After completing medical school at the University of Glasgow and a medical residency and doctorate in molecular physiology at the University of Oxford, Ashley came to Stanford in 2002 for a four-year fellowship in cardiovascular medicine.
“While Stanford was a computer mecca, back then, not much was done with high-speed data. I had no idea that coming here would give me such an opportunity to combine my computer personality and my fascination for the heart,” he admits.

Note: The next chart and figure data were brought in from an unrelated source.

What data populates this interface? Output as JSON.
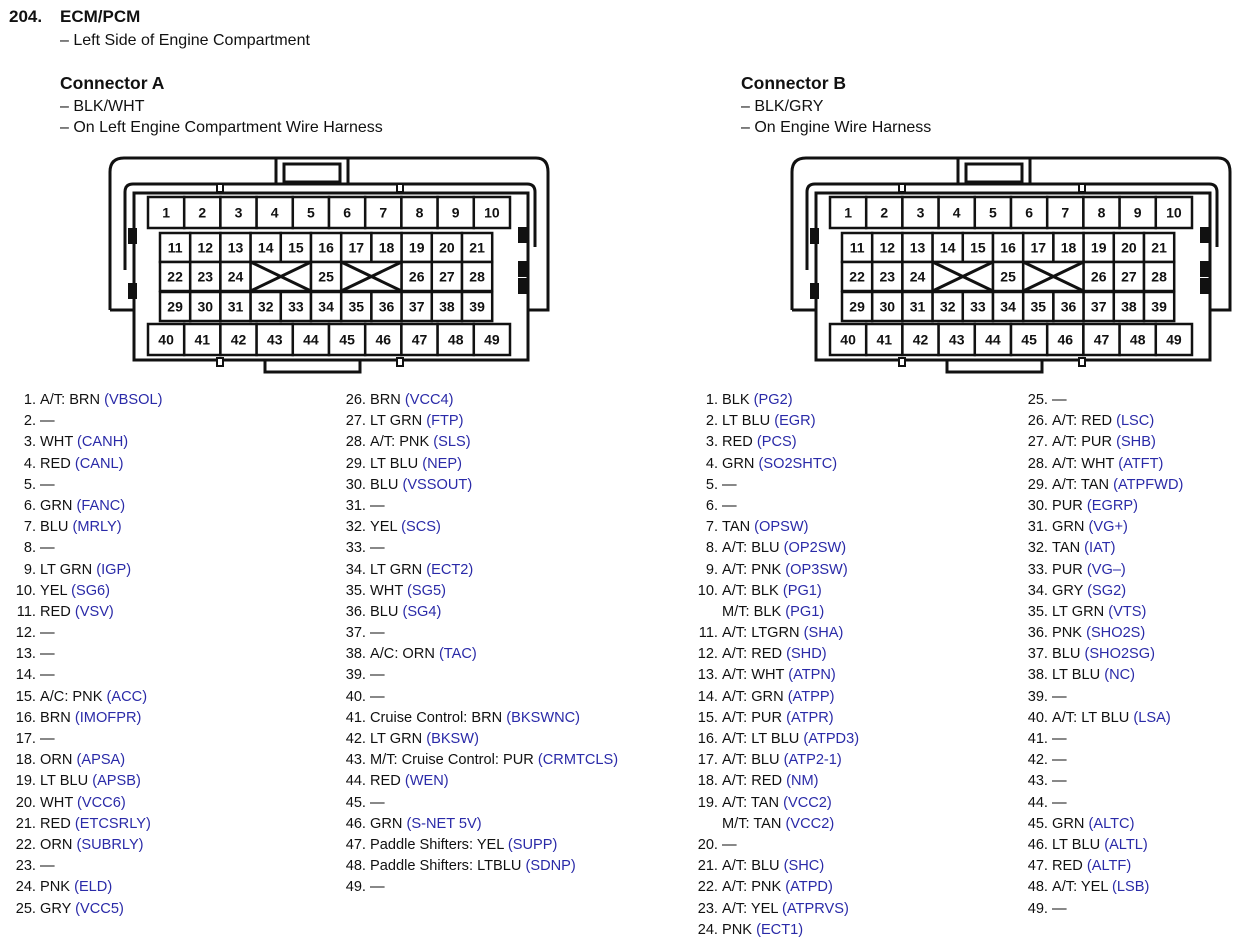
{
  "header": {
    "number": "204.",
    "title": "ECM/PCM",
    "location": "– Left Side of Engine Compartment"
  },
  "code_color": "#2a2aa8",
  "pin_layout": [
    [
      1,
      2,
      3,
      4,
      5,
      6,
      7,
      8,
      9,
      10
    ],
    [
      11,
      12,
      13,
      14,
      15,
      16,
      17,
      18,
      19,
      20,
      21
    ],
    [
      22,
      23,
      24,
      "X",
      25,
      "X",
      26,
      27,
      28
    ],
    [
      29,
      30,
      31,
      32,
      33,
      34,
      35,
      36,
      37,
      38,
      39
    ],
    [
      40,
      41,
      42,
      43,
      44,
      45,
      46,
      47,
      48,
      49
    ]
  ],
  "connectors": [
    {
      "title": "Connector A",
      "notes": [
        "– BLK/WHT",
        "– On Left Engine Compartment Wire Harness"
      ],
      "columns": [
        [
          {
            "n": "1.",
            "l": [
              {
                "t": "A/T: BRN",
                "c": "(VBSOL)"
              }
            ]
          },
          {
            "n": "2.",
            "l": [
              {
                "t": "—"
              }
            ]
          },
          {
            "n": "3.",
            "l": [
              {
                "t": "WHT",
                "c": "(CANH)"
              }
            ]
          },
          {
            "n": "4.",
            "l": [
              {
                "t": "RED",
                "c": "(CANL)"
              }
            ]
          },
          {
            "n": "5.",
            "l": [
              {
                "t": "—"
              }
            ]
          },
          {
            "n": "6.",
            "l": [
              {
                "t": "GRN",
                "c": "(FANC)"
              }
            ]
          },
          {
            "n": "7.",
            "l": [
              {
                "t": "BLU",
                "c": "(MRLY)"
              }
            ]
          },
          {
            "n": "8.",
            "l": [
              {
                "t": "—"
              }
            ]
          },
          {
            "n": "9.",
            "l": [
              {
                "t": "LT GRN",
                "c": "(IGP)"
              }
            ]
          },
          {
            "n": "10.",
            "l": [
              {
                "t": "YEL",
                "c": "(SG6)"
              }
            ]
          },
          {
            "n": "11.",
            "l": [
              {
                "t": "RED",
                "c": "(VSV)"
              }
            ]
          },
          {
            "n": "12.",
            "l": [
              {
                "t": "—"
              }
            ]
          },
          {
            "n": "13.",
            "l": [
              {
                "t": "—"
              }
            ]
          },
          {
            "n": "14.",
            "l": [
              {
                "t": "—"
              }
            ]
          },
          {
            "n": "15.",
            "l": [
              {
                "t": "A/C: PNK",
                "c": "(ACC)"
              }
            ]
          },
          {
            "n": "16.",
            "l": [
              {
                "t": "BRN",
                "c": "(IMOFPR)"
              }
            ]
          },
          {
            "n": "17.",
            "l": [
              {
                "t": "—"
              }
            ]
          },
          {
            "n": "18.",
            "l": [
              {
                "t": "ORN",
                "c": "(APSA)"
              }
            ]
          },
          {
            "n": "19.",
            "l": [
              {
                "t": "LT BLU",
                "c": "(APSB)"
              }
            ]
          },
          {
            "n": "20.",
            "l": [
              {
                "t": "WHT",
                "c": "(VCC6)"
              }
            ]
          },
          {
            "n": "21.",
            "l": [
              {
                "t": "RED",
                "c": "(ETCSRLY)"
              }
            ]
          },
          {
            "n": "22.",
            "l": [
              {
                "t": "ORN",
                "c": "(SUBRLY)"
              }
            ]
          },
          {
            "n": "23.",
            "l": [
              {
                "t": "—"
              }
            ]
          },
          {
            "n": "24.",
            "l": [
              {
                "t": "PNK",
                "c": "(ELD)"
              }
            ]
          },
          {
            "n": "25.",
            "l": [
              {
                "t": "GRY",
                "c": "(VCC5)"
              }
            ]
          }
        ],
        [
          {
            "n": "26.",
            "l": [
              {
                "t": "BRN",
                "c": "(VCC4)"
              }
            ]
          },
          {
            "n": "27.",
            "l": [
              {
                "t": "LT GRN",
                "c": "(FTP)"
              }
            ]
          },
          {
            "n": "28.",
            "l": [
              {
                "t": "A/T: PNK",
                "c": "(SLS)"
              }
            ]
          },
          {
            "n": "29.",
            "l": [
              {
                "t": "LT BLU",
                "c": "(NEP)"
              }
            ]
          },
          {
            "n": "30.",
            "l": [
              {
                "t": "BLU",
                "c": "(VSSOUT)"
              }
            ]
          },
          {
            "n": "31.",
            "l": [
              {
                "t": "—"
              }
            ]
          },
          {
            "n": "32.",
            "l": [
              {
                "t": "YEL",
                "c": "(SCS)"
              }
            ]
          },
          {
            "n": "33.",
            "l": [
              {
                "t": "—"
              }
            ]
          },
          {
            "n": "34.",
            "l": [
              {
                "t": "LT GRN",
                "c": "(ECT2)"
              }
            ]
          },
          {
            "n": "35.",
            "l": [
              {
                "t": "WHT",
                "c": "(SG5)"
              }
            ]
          },
          {
            "n": "36.",
            "l": [
              {
                "t": "BLU",
                "c": "(SG4)"
              }
            ]
          },
          {
            "n": "37.",
            "l": [
              {
                "t": "—"
              }
            ]
          },
          {
            "n": "38.",
            "l": [
              {
                "t": "A/C: ORN",
                "c": "(TAC)"
              }
            ]
          },
          {
            "n": "39.",
            "l": [
              {
                "t": "—"
              }
            ]
          },
          {
            "n": "40.",
            "l": [
              {
                "t": "—"
              }
            ]
          },
          {
            "n": "41.",
            "l": [
              {
                "t": "Cruise Control: BRN",
                "c": "(BKSWNC)"
              }
            ]
          },
          {
            "n": "42.",
            "l": [
              {
                "t": "LT GRN",
                "c": "(BKSW)"
              }
            ]
          },
          {
            "n": "43.",
            "l": [
              {
                "t": "M/T: Cruise Control: PUR",
                "c": "(CRMTCLS)"
              }
            ]
          },
          {
            "n": "44.",
            "l": [
              {
                "t": "RED",
                "c": "(WEN)"
              }
            ]
          },
          {
            "n": "45.",
            "l": [
              {
                "t": "—"
              }
            ]
          },
          {
            "n": "46.",
            "l": [
              {
                "t": "GRN",
                "c": "(S-NET 5V)"
              }
            ]
          },
          {
            "n": "47.",
            "l": [
              {
                "t": "Paddle Shifters: YEL",
                "c": "(SUPP)"
              }
            ]
          },
          {
            "n": "48.",
            "l": [
              {
                "t": "Paddle Shifters: LTBLU ",
                "c": "(SDNP)"
              }
            ]
          },
          {
            "n": "49.",
            "l": [
              {
                "t": "—"
              }
            ]
          }
        ]
      ]
    },
    {
      "title": "Connector B",
      "notes": [
        "– BLK/GRY",
        "– On Engine Wire Harness"
      ],
      "columns": [
        [
          {
            "n": "1.",
            "l": [
              {
                "t": "BLK",
                "c": "(PG2)"
              }
            ]
          },
          {
            "n": "2.",
            "l": [
              {
                "t": "LT BLU",
                "c": "(EGR)"
              }
            ]
          },
          {
            "n": "3.",
            "l": [
              {
                "t": "RED",
                "c": "(PCS)"
              }
            ]
          },
          {
            "n": "4.",
            "l": [
              {
                "t": "GRN",
                "c": "(SO2SHTC)"
              }
            ]
          },
          {
            "n": "5.",
            "l": [
              {
                "t": "—"
              }
            ]
          },
          {
            "n": "6.",
            "l": [
              {
                "t": "—"
              }
            ]
          },
          {
            "n": "7.",
            "l": [
              {
                "t": "TAN",
                "c": "(OPSW)"
              }
            ]
          },
          {
            "n": "8.",
            "l": [
              {
                "t": "A/T: BLU",
                "c": "(OP2SW)"
              }
            ]
          },
          {
            "n": "9.",
            "l": [
              {
                "t": "A/T: PNK",
                "c": "(OP3SW)"
              }
            ]
          },
          {
            "n": "10.",
            "l": [
              {
                "t": "A/T: BLK",
                "c": "(PG1)"
              },
              {
                "t": "M/T: BLK",
                "c": "(PG1)"
              }
            ]
          },
          {
            "n": "11.",
            "l": [
              {
                "t": "A/T: LTGRN ",
                "c": "(SHA)"
              }
            ]
          },
          {
            "n": "12.",
            "l": [
              {
                "t": "A/T: RED",
                "c": "(SHD)"
              }
            ]
          },
          {
            "n": "13.",
            "l": [
              {
                "t": "A/T: WHT",
                "c": "(ATPN)"
              }
            ]
          },
          {
            "n": "14.",
            "l": [
              {
                "t": "A/T: GRN",
                "c": "(ATPP)"
              }
            ]
          },
          {
            "n": "15.",
            "l": [
              {
                "t": "A/T: PUR",
                "c": "(ATPR)"
              }
            ]
          },
          {
            "n": "16.",
            "l": [
              {
                "t": "A/T: LT BLU",
                "c": "(ATPD3)"
              }
            ]
          },
          {
            "n": "17.",
            "l": [
              {
                "t": "A/T: BLU",
                "c": "(ATP2-1)"
              }
            ]
          },
          {
            "n": "18.",
            "l": [
              {
                "t": "A/T: RED",
                "c": "(NM)"
              }
            ]
          },
          {
            "n": "19.",
            "l": [
              {
                "t": "A/T: TAN",
                "c": "(VCC2)"
              },
              {
                "t": "M/T: TAN",
                "c": "(VCC2)"
              }
            ]
          },
          {
            "n": "20.",
            "l": [
              {
                "t": "—"
              }
            ]
          },
          {
            "n": "21.",
            "l": [
              {
                "t": "A/T: BLU",
                "c": "(SHC)"
              }
            ]
          },
          {
            "n": "22.",
            "l": [
              {
                "t": "A/T: PNK",
                "c": "(ATPD)"
              }
            ]
          },
          {
            "n": "23.",
            "l": [
              {
                "t": "A/T: YEL",
                "c": "(ATPRVS)"
              }
            ]
          },
          {
            "n": "24.",
            "l": [
              {
                "t": "PNK",
                "c": "(ECT1)"
              }
            ]
          }
        ],
        [
          {
            "n": "25.",
            "l": [
              {
                "t": "—"
              }
            ]
          },
          {
            "n": "26.",
            "l": [
              {
                "t": "A/T: RED",
                "c": "(LSC)"
              }
            ]
          },
          {
            "n": "27.",
            "l": [
              {
                "t": "A/T: PUR",
                "c": "(SHB)"
              }
            ]
          },
          {
            "n": "28.",
            "l": [
              {
                "t": "A/T: WHT",
                "c": "(ATFT)"
              }
            ]
          },
          {
            "n": "29.",
            "l": [
              {
                "t": "A/T: TAN",
                "c": "(ATPFWD)"
              }
            ]
          },
          {
            "n": "30.",
            "l": [
              {
                "t": "PUR",
                "c": "(EGRP)"
              }
            ]
          },
          {
            "n": "31.",
            "l": [
              {
                "t": "GRN",
                "c": "(VG+)"
              }
            ]
          },
          {
            "n": "32.",
            "l": [
              {
                "t": "TAN",
                "c": "(IAT)"
              }
            ]
          },
          {
            "n": "33.",
            "l": [
              {
                "t": "PUR",
                "c": "(VG–)"
              }
            ]
          },
          {
            "n": "34.",
            "l": [
              {
                "t": "GRY",
                "c": "(SG2)"
              }
            ]
          },
          {
            "n": "35.",
            "l": [
              {
                "t": "LT GRN",
                "c": "(VTS)"
              }
            ]
          },
          {
            "n": "36.",
            "l": [
              {
                "t": "PNK",
                "c": "(SHO2S)"
              }
            ]
          },
          {
            "n": "37.",
            "l": [
              {
                "t": "BLU",
                "c": "(SHO2SG)"
              }
            ]
          },
          {
            "n": "38.",
            "l": [
              {
                "t": "LT BLU",
                "c": "(NC)"
              }
            ]
          },
          {
            "n": "39.",
            "l": [
              {
                "t": "—"
              }
            ]
          },
          {
            "n": "40.",
            "l": [
              {
                "t": "A/T: LT BLU",
                "c": "(LSA)"
              }
            ]
          },
          {
            "n": "41.",
            "l": [
              {
                "t": "—"
              }
            ]
          },
          {
            "n": "42.",
            "l": [
              {
                "t": "—"
              }
            ]
          },
          {
            "n": "43.",
            "l": [
              {
                "t": "—"
              }
            ]
          },
          {
            "n": "44.",
            "l": [
              {
                "t": "—"
              }
            ]
          },
          {
            "n": "45.",
            "l": [
              {
                "t": "GRN",
                "c": "(ALTC)"
              }
            ]
          },
          {
            "n": "46.",
            "l": [
              {
                "t": "LT BLU",
                "c": "(ALTL)"
              }
            ]
          },
          {
            "n": "47.",
            "l": [
              {
                "t": "RED",
                "c": "(ALTF)"
              }
            ]
          },
          {
            "n": "48.",
            "l": [
              {
                "t": "A/T: YEL",
                "c": "(LSB)"
              }
            ]
          },
          {
            "n": "49.",
            "l": [
              {
                "t": "—"
              }
            ]
          }
        ]
      ]
    }
  ]
}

The timing couldn’t have been better for the doctor with an interest in computer science and genetics.
“Before the advent of this genome sequencing technology, genetic testing was not particularly relevant for cancer, cardiovascular disease and other diseases responsible for the greatest number of deaths in our society. But when you sequence a genome, you get information about every disease that exists. The accessibility of this information has had a huge impact on the diagnosis and treatment of the most common diseases in our society, and these are the diseases that the Department of Medicine deals with,” he explains.
Among many colleagues, Ashley cites two from the Department of Medicine who have been particularly important to her work in genomics. Matthew Wheeler, MD, an assistant professor of cardiovascular medicine, is Ashley’s “right hand” at the Center for Undiagnosed Diseases. Wheeler is another principal investigator and serves as the center’s operational chief.
Jason Hom, MD, clinical associate professor of internal medicine, also plays a major role at the center. “Of course, our team is diverse and we have experts in genomics, bioinformatics, genetic counseling, etc. We also have a doctor who sees most of the adult patients in the clinic, and Jason is that primary doctor,” says Ashley.